For games that do not support Reflex


  • Press ALT + Z to open the GeForce Experience overlay
  • Click the gear icon
  • Click performance monitoring
  • Disable 'Configure Reflex Analyzer'
  • Go to your monitor's settings and go to the G-SYNC Processor settings on your monitor's On Screen Display
  • Set PC + Display Latency to On
  • Adjust the rectangle so that it covers a repeatable game animation that is triggered by a user action; a muzzle flash is preferred

How to log your latency metrics


You can also capture your system's latency and performance metrics so you can take a look at them later, or to compare different peripherals, settings profiles, and so on. Doing this is easy:

  • Press ALT + Z to open the GeForce Experience overlay
  • Click the gear icon
  • Click 'Keyboard shortcuts'
  • Scroll to the section named 'Performance'
  • Create a shortcut for Start/Stop Logging (preferably this would be a key that you don't press while you're normally playing the game)
  • While testing or playing, press the configured Start/Stop Logging button in order to begin and end your logging. The file will be saved to Documents.

Basic System Latency Metrics

System Latency Ingame Overlay

Advanced System Latency Metrics

System Latency Ingame Overlay

Enabling NVIDIA Reflex and the Latency Flash Indicator in Specific Games


If your game supports NVIDIA Reflex you can quite easily analyze your system latency by toggling a few options. To make things easier for you we've listed how to enable the Latency Flash Indicator in our supported games.

VALORANT


The Latency Flash Indicator is enabled automatically in VALORANT. There is no need to enable anything.

Fortnite


The Reflex settings can be found under Settings -> Video -> Advanced Graphics.

Make sure to also enable Latency Markers, Latency Flash, and Latency Debug Stats (found under the Game UI settings), otherwise the Flash Indicator will not work.

Overwatch


The Reflex settings can be found under Settings -> Video.

Rainbow Six Siege


As of right now, Reflex is only available if you're playing with the Vulkan API selected. Go to the Ubisoft Connect launcher and launch Rainbow Six Siege in Vulkan mode (this should be under the 'Play' button).

You can find the Reflex Settings under Settings -> Graphics.

Conclusion


Measuring your system latency can be an incredibly useful tool to determine your perfect setup (both when it comes to peripherals and just ingame settings) or to determine where your system is bottlenecking, and with NVIDIA Reflex this is something that's now available for serious competitive players. If you've got compatible hardware we really recommend you to do a checkup and experiment with some settings (or maybe even peripherals) yourself. It's fun to see where your system is performing optimally and where it can still be improved.
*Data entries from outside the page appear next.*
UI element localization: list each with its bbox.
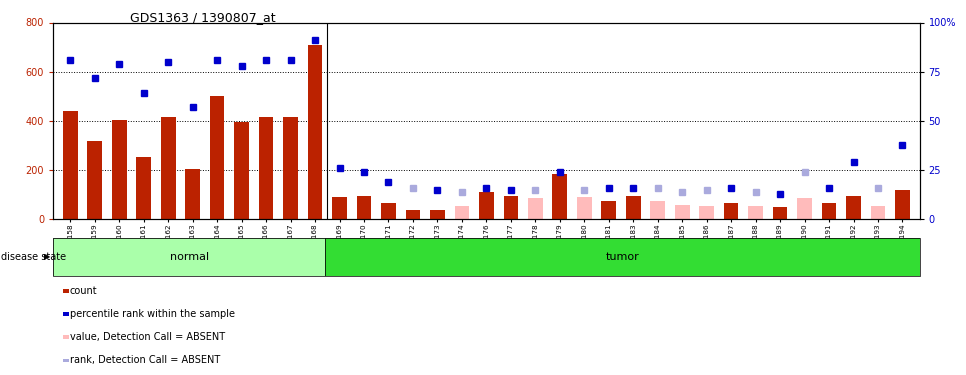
Text: percentile rank within the sample: percentile rank within the sample [70,309,235,319]
Bar [406,210,420,219]
Bar [479,192,494,219]
Bar [160,117,176,219]
Text: value, Detection Call = ABSENT: value, Detection Call = ABSENT [70,332,225,342]
Text: normal: normal [170,252,209,262]
Bar [626,196,640,219]
Bar [259,117,273,219]
Bar [503,196,518,219]
Bar [356,196,371,219]
Bar [326,238,920,276]
Text: ▶: ▶ [43,252,50,261]
Bar [332,197,347,219]
Bar [112,120,127,219]
Bar [650,201,665,219]
Text: disease state: disease state [1,252,66,262]
Text: GDS1363 / 1390807_at: GDS1363 / 1390807_at [130,11,276,24]
Bar [283,117,298,219]
Bar [797,198,812,219]
Bar [308,45,323,219]
Bar [63,111,77,219]
Bar [528,198,543,219]
Bar [724,203,738,219]
Bar [210,96,224,219]
Bar [53,238,326,276]
Bar [773,207,787,219]
Bar [846,196,861,219]
Bar [822,203,837,219]
Bar [553,174,567,219]
Bar [895,190,910,219]
Text: rank, Detection Call = ABSENT: rank, Detection Call = ABSENT [70,356,220,365]
Bar [577,197,591,219]
Bar [235,122,249,219]
Bar [382,203,396,219]
Bar [870,206,886,219]
Bar [430,210,444,219]
Bar [185,169,200,219]
Bar [699,206,714,219]
Text: tumor: tumor [606,252,639,262]
Bar [87,141,102,219]
Bar [136,157,151,219]
Bar [675,205,690,219]
Bar [749,206,763,219]
Bar [602,201,616,219]
Bar [455,206,469,219]
Text: count: count [70,286,98,296]
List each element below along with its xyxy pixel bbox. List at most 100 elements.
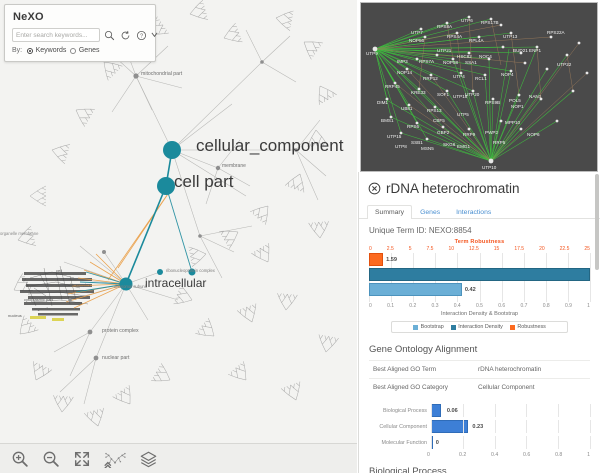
search-panel[interactable]: NeXO ? By: Keywor [4,4,158,62]
detail-tabs[interactable]: Summary Genes Interactions [359,200,600,219]
svg-text:BUD21: BUD21 [513,48,528,53]
bar-value-robustness: 1.59 [386,256,398,263]
tick: 15 [493,246,500,252]
radio-keywords-label: Keywords [35,47,67,54]
ontology-tree-panel[interactable]: mitochondrial part membrane protein comp… [0,0,357,473]
node-cell-part [157,177,175,195]
legend-swatch-interaction-density [450,324,456,330]
svg-text:RPS17B: RPS17B [481,20,499,25]
go-value-molecular-function: 0 [435,439,439,446]
svg-text:UTP18: UTP18 [453,94,468,99]
node-intracellular [119,277,133,291]
search-by-row[interactable]: By: Keywords Genes [12,47,148,54]
zoom-out-icon[interactable] [41,449,60,468]
svg-text:NAN1: NAN1 [529,94,542,99]
chevron-down-icon[interactable] [151,29,158,42]
svg-text:UTP22: UTP22 [557,62,572,67]
term-detail-panel[interactable]: rDNA heterochromatin Summary Genes Inter… [358,172,600,473]
radio-keywords[interactable]: Keywords [27,47,66,54]
svg-text:IMP3: IMP3 [397,59,408,64]
go-label-molecular-function: Molecular Function [381,439,427,446]
search-icon[interactable] [103,29,116,42]
kv-row-best-aligned-go-category: Best Aligned GO Category Cellular Compon… [369,378,590,396]
svg-text:UTP15: UTP15 [387,134,402,139]
tick: 0 [369,246,372,252]
tree-label-membrane: membrane [222,163,246,169]
go-bar-biological-process [431,404,441,417]
tree-label-organelle-membrane: organelle membrane [0,231,39,236]
tick: 1 [587,303,590,309]
zoom-in-icon[interactable] [10,449,29,468]
go-track: 0.23 [431,420,591,433]
svg-text:UTP21: UTP21 [437,48,452,53]
tick: 0.3 [431,303,439,309]
svg-text:RPS13: RPS13 [427,108,442,113]
svg-text:UTP10: UTP10 [482,165,497,170]
canvas-toolbar[interactable] [0,443,357,473]
go-gridlines [431,436,591,449]
tick: 7.5 [426,246,434,252]
tab-interactions[interactable]: Interactions [456,209,492,216]
radio-keywords-dot[interactable] [27,47,34,54]
go-bar-cellular-component [431,420,468,433]
svg-text:GBP2: GBP2 [437,130,450,135]
go-row-molecular-function: Molecular Function 0 [369,436,591,449]
bar-bootstrap [369,283,462,296]
svg-text:RRP45: RRP45 [385,84,400,89]
search-input[interactable] [12,28,100,42]
search-row[interactable]: ? [12,28,158,42]
legend-label-interaction-density: Interaction Density [458,324,503,330]
svg-text:NOP4: NOP4 [501,72,514,77]
svg-text:SOF1: SOF1 [437,92,449,97]
tree-canvas[interactable] [0,0,357,473]
tree-label-ribonucleoprotein-complex: ribonucleoprotein complex [166,268,215,273]
svg-text:RPS22A: RPS22A [547,30,566,35]
gene-network-panel[interactable]: UTP9 UTP10 RPS8A UTP6 RPS17B UTP7 NOP56 … [360,2,598,172]
radio-genes-dot[interactable] [70,47,77,54]
go-label-biological-process: Biological Process [382,407,427,414]
legend-item-bootstrap: Bootstrap [413,324,444,330]
tree-label-ribosomal-subunit: ribosomal subunit [114,284,147,289]
layers-icon[interactable] [139,449,158,468]
tick: 10 [448,246,455,252]
svg-text:PWP2: PWP2 [485,130,498,135]
svg-text:UTP6: UTP6 [461,18,473,23]
tab-genes[interactable]: Genes [420,209,441,216]
bar-interaction-density [369,268,590,281]
svg-text:NOC4: NOC4 [479,54,492,59]
svg-text:RRP12: RRP12 [423,76,438,81]
legend-item-interaction-density: Interaction Density [450,324,503,330]
kv-value: rDNA heterochromatin [478,366,542,373]
unique-term-id: Unique Term ID: NEXO:8854 [369,226,472,235]
legend-label-bootstrap: Bootstrap [420,324,444,330]
tick: 0.8 [555,452,563,458]
app-title: NeXO [13,11,44,23]
svg-text:RPS8A: RPS8A [437,24,453,29]
radio-genes[interactable]: Genes [70,47,99,54]
tick: 2.5 [386,246,394,252]
tick: 0 [369,303,372,309]
collapse-tree-icon[interactable] [103,449,127,468]
svg-text:KRE33: KRE33 [411,90,426,95]
detail-scrollbar[interactable] [595,174,599,471]
svg-text:RPS9B: RPS9B [485,100,500,105]
svg-text:NOP58: NOP58 [443,60,459,65]
svg-text:ENP1: ENP1 [529,48,541,53]
refresh-icon[interactable] [119,29,132,42]
node-sub [188,268,196,276]
go-value-cellular-component: 0.23 [472,423,484,430]
svg-text:BMS1: BMS1 [381,118,394,123]
detail-scrollbar-thumb[interactable] [595,174,599,270]
term-robustness-chart: Term Robustness 0 2.5 5 7.5 10 12.5 15 1… [359,239,600,333]
help-icon[interactable]: ? [135,29,148,42]
detail-header: rDNA heterochromatin [359,172,600,200]
close-icon[interactable] [368,182,381,195]
tick: 25 [584,246,590,252]
svg-text:RPL4A: RPL4A [469,38,484,43]
tab-summary[interactable]: Summary [367,205,413,219]
fit-screen-icon[interactable] [72,449,91,468]
tree-label-organelle: organelle [34,306,51,311]
svg-text:UTP4: UTP4 [453,74,465,79]
bar-row-robustness: 1.59 [369,253,590,266]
That's not the only useful application for Reflex, though. We can see this being used to determine whether a new ingame setting (games introduce new settings all the time, or change what settings do after a patch) introduces more delay or not, for example. There are plenty of real-life useful scenarios where Reflex can be used, and given the fact that it's so easy to use in supported games we can't wait to see it become more and more widespread so that measuring and analyzing your system latency becomes as normal as doing a typing test on your new keyboard.